When both are true of a hosting provider, an attack is possible. Suppose example.com’s DNS is pointed at the same shared hosting IP address as a site controlled by the attacker. The attacker can run an ACME client to get a TLS-SNI-01 challenge, then install their .acme.invalid certificate on the hosting provider. When the ACME server looks up example.com, it will connect to the hosting provider’s IP address and use SNI to request the .acme.invalid hostname. The hosting provider will serve the certificate uploaded by the attacker. The ACME server will then consider the attacker’s ACME client authorized to issue certificates for example.com, and be willing to issue a certificate for example.com even though the attacker doesn’t actually control it.
This issue only affects domain names that use hosting providers with the above combination of properties. It is independent of whether the hosting provider itself acts as an ACME client. It applies equally to TLS-SNI-02.
Shortly after the issue was reported, we disabled TLS-SNI-01 in Let’s Encrypt. However, a large number of people and organizations use the TLS-SNI-01 challenge type to get certificates. It’s important that we restore service if possible, though we will only do so if we’re confident that the TLS-SNI-01 challenge type is sufficiently secure.
At this time, we believe that the issue can be addressed by having certain services providers implement stronger controls for domains hosted on their infrastructure. We have been in touch with the providers we know to be affected, and mitigations will start being deployed for their systems shortly.

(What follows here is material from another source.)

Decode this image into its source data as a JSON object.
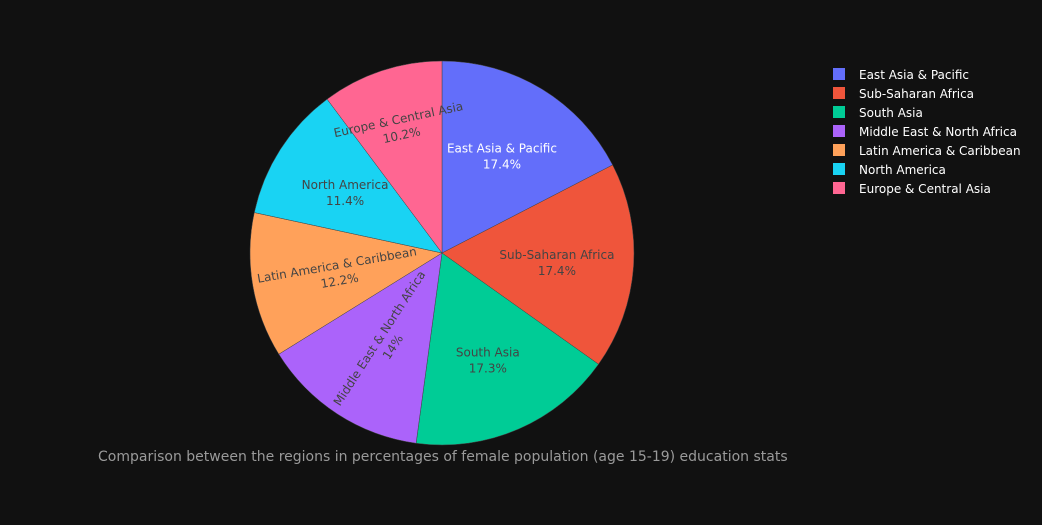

Over the next 48 hours we will be building a list of vulnerable providers and their associated IP addresses. Our tentative plan, once the list is completed, is to re-enable the TLS-SNI-01 challenge type with vulnerable providers blocked from using it.
We’re also going to be soliciting feedback on our plans from our community, partners and other PKI stakeholders prior to re-enabling the TLS-SNI-01 challenge. There is a lot to consider here and we’re looking forward to feedback.
We will post more information and details as our plans progress.
Update #1: We have decided to re-enable the TLS-SNI-01 challenge for certain major providers who are known not to have issues while we investigate re-enabling TLS-SNI-01 in general. We’re doing this as a safe way to restore service faster for a large number of sites.